Young Women Speaking the Economy

I.M.O.W. Team

School of Arts and Trades in the Greater Buenos Aires

The School of Arts and Trades in Greater Buenos Aires offers vocational training for those in Buenos Aires who are undereducated and unemployed. The center is located in a poor neighborhood outside of Buenos Aires, where basic needs frequently go unmet and many people are jobless. Noam Jaievsky, Director of the school, talks about the goals, challenges and successes of the program.

The School of Arts and Trades in Greater Buenos Aires offers vocational training for those in Buenos Aires who are undereducated and unemployed, including targets that specifically target women. The center is located in a poor neighborhood outside of Buenos Aires, where basic needs frequently go unmet and many people are jobless.

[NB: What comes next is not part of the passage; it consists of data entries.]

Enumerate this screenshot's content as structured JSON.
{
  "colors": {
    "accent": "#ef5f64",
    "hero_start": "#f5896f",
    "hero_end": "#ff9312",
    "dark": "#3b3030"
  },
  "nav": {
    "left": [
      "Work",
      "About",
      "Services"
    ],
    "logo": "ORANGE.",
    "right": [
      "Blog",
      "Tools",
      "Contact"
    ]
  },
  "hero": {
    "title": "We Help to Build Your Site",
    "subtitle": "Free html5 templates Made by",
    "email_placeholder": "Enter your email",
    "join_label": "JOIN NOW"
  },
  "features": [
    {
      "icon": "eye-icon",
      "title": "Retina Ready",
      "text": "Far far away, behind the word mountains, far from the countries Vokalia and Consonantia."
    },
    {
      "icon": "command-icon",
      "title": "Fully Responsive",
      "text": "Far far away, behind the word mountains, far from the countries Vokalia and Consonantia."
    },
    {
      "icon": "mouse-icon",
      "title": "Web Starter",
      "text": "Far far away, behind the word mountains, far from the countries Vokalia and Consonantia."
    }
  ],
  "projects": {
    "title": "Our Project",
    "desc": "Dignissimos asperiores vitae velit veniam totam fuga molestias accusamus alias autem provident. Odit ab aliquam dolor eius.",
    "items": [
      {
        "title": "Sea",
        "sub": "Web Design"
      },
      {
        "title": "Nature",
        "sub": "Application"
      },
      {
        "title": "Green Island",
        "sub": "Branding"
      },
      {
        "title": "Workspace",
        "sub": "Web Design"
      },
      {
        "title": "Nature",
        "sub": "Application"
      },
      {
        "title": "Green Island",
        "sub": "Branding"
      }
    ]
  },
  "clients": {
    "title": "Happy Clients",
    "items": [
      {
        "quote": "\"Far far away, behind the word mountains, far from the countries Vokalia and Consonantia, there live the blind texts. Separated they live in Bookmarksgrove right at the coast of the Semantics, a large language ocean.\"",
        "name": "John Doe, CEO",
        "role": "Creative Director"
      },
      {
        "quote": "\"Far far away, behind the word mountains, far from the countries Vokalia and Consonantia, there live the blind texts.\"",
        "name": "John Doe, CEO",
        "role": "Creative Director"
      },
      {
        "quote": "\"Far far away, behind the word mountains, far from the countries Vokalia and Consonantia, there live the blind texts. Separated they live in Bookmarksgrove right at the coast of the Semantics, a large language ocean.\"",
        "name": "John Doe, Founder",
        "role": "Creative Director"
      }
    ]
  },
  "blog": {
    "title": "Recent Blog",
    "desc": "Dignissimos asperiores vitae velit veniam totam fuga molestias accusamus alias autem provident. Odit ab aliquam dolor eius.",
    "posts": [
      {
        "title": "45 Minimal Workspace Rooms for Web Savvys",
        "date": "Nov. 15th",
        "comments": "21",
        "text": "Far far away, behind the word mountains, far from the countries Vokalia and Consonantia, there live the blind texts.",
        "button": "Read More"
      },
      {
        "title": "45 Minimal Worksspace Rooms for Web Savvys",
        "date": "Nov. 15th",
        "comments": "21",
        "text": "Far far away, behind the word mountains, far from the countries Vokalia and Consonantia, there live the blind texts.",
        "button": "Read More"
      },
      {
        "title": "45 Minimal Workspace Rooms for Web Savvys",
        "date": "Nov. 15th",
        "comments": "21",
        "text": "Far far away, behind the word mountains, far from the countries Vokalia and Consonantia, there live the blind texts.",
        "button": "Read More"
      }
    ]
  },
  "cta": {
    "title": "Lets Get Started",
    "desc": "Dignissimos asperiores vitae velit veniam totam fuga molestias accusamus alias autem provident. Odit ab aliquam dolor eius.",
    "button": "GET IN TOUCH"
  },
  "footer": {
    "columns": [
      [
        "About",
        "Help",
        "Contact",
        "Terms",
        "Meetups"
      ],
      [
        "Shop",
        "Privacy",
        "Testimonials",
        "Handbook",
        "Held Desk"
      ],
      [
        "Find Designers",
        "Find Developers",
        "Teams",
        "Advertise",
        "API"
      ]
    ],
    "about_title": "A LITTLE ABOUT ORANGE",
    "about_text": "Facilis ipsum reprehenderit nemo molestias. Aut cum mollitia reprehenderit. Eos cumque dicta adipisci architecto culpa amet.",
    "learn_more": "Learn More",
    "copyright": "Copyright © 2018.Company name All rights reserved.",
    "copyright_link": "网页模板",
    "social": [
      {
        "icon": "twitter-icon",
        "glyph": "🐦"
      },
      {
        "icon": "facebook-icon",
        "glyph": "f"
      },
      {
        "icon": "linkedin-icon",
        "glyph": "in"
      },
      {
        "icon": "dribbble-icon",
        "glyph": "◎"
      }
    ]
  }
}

Our goal is to offer vocational training that is short in duration, so that students can rapidly enter the productive market. Our vision is to create excellent centers that integrate at-risk youth and adults in the job market. Our mission is to give our students marketable skills that take into account social justice and equity.

All this is done through the efforts of community members and merchants in the area, who offer whatever help they can. The school isn't aided by state funding, so we are only able to exist on the generosity and optimism of our volunteers, students, and local funders.

A group of residents in the area saw the need to respond to the vulnerability of a population that are being underserved and do not have the chance to join the labor market. Since the school is located in a very poor area, many of the people there want to learn a trade to work their way out of poverty and marginalization. Residents who work in various trades volunteer to train the students. By offering the students a classroom and a chance to learn a marketable job skill, we hope to give them the opportunity to emerge successfully from a situation of poverty and neglect.

We offer courses that are specifically for women in traditional and nontraditional fields-everything from cooking and sewing to English language training and computer literacy classes. The goal is that women will be able to find paid work outside of the home. All of our courses devote the majority of class time to practice, rather than theory. For example, in Cooking Class the instructor brings all the ingredients for a particular recipe, and the recipe is created in the class while the instructor teaches the students how to use the different pieces of kitchen equipment. We also offer other community resources, including lectures that cover topics including health, pregnancy, and early childcare.

In the past two years since the recent global economic crisis, enrollment and attendance have increased substantially. Since the school opened in 2004, we have trained hundreds of students in marketable skills and helped them find work, and more than 1100 women. Of these students, roughly 40 percent have gone on to find long-term paid work. Despite the current economic difficulties, we are confident that continuing to provide vocational training to a marginalized community will not only help people on an individual level, but will bolster and help heal the national economy, too.